From: Michael S. Tsirkin mst@redhat.com Sent: 26 June 2025 12:04 PM To: Parav Pandit parav@nvidia.com Cc: Stefan Hajnoczi stefanha@redhat.com; axboe@kernel.dk; virtualization@lists.linux.dev; linux-block@vger.kernel.org; stable@vger.kernel.org; NBU-Contact-Li Rongqing (EXTERNAL) lirongqing@baidu.com; Chaitanya Kulkarni chaitanyak@nvidia.com; xuanzhuo@linux.alibaba.com; pbonzini@redhat.com; jasowang@redhat.com; alok.a.tiwari@oracle.com; Max Gurtovoy mgurtovoy@nvidia.com; Israel Rukshin israelr@nvidia.com Subject: Re: [PATCH v5] virtio_blk: Fix disk deletion hang on device surprise removal
On Thu, Jun 26, 2025 at 06:29:09AM +0000, Parav Pandit wrote:
yes however this is not at all different that hotunplug right after reset.

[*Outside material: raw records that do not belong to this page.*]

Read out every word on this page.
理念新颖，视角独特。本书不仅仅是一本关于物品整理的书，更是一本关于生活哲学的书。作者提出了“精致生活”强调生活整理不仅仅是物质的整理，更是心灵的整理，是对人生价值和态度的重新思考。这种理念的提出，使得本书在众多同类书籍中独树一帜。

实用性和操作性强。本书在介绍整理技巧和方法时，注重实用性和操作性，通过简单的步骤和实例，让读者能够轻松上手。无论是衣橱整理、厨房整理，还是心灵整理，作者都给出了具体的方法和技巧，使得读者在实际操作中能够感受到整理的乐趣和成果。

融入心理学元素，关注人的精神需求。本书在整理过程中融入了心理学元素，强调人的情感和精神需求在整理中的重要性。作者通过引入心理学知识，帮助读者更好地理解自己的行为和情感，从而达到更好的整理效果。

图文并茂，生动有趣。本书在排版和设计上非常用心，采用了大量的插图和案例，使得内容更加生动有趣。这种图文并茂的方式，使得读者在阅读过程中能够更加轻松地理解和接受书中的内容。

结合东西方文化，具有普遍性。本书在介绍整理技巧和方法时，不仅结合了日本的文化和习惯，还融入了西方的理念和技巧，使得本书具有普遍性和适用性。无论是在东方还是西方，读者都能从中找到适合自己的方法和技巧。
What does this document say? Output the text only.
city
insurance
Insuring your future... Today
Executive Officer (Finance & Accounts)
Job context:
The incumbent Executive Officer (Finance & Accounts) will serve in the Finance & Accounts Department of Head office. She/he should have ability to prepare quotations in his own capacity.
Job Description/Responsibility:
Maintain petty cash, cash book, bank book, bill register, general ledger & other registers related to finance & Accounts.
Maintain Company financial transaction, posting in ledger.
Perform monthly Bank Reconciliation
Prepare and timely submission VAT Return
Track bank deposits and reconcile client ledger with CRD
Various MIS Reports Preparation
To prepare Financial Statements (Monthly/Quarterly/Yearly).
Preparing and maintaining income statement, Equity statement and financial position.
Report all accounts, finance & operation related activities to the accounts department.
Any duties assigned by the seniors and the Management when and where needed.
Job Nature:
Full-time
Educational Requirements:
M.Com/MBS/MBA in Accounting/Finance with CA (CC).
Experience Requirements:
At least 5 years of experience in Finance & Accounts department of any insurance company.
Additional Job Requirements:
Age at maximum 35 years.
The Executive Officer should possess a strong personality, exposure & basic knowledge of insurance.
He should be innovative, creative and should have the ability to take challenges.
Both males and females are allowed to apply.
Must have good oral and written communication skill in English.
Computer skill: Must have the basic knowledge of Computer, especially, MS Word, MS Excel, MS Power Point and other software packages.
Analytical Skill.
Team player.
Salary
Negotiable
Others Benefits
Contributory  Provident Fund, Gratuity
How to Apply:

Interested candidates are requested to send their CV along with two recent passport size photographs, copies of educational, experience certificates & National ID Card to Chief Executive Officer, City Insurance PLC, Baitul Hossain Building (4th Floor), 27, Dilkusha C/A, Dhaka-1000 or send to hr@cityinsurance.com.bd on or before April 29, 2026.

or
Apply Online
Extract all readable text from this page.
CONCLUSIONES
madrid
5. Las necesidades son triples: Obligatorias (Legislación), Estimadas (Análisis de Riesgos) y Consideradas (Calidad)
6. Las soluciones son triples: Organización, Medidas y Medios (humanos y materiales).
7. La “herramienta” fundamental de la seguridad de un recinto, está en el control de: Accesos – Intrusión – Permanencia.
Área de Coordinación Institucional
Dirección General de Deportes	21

For hotunplug after reset, we likely need a timeout handler. Because block driver running inside the remove() callback waiting for the IO,
may not get notified from driver core to synchronize ongoing remove().
Notified of what?
Notification that surprise-removal occurred.
So is the scenario that graceful remove starts, and meanwhile a surprise removal happens?
Right.
where is it stuck then? can you explain?
I am not sure I understood the question.
Let me try: Following scenario will hang even with the current fix:
Say, 1. the graceful removal is ongoing in the remove() callback, where disk deletion del_gendisk() is ongoing, which waits for the requests to complete,
2. Now few requests are yet to complete, and surprise removal started.
At this point, virtio block driver will not get notified by the driver core layer, because it is likely serializing remove() happening by user/driver unload and PCI hotplug driver-initiated device removal. So vblk driver doesn't know that device is removed, block layer is waiting for requests completions to arrive which it never gets. So del_gendisk() gets stuck.
This needs some kind of timeout handling to improve the situation to make removal more robust.
Did I answer or I didn't understand the question?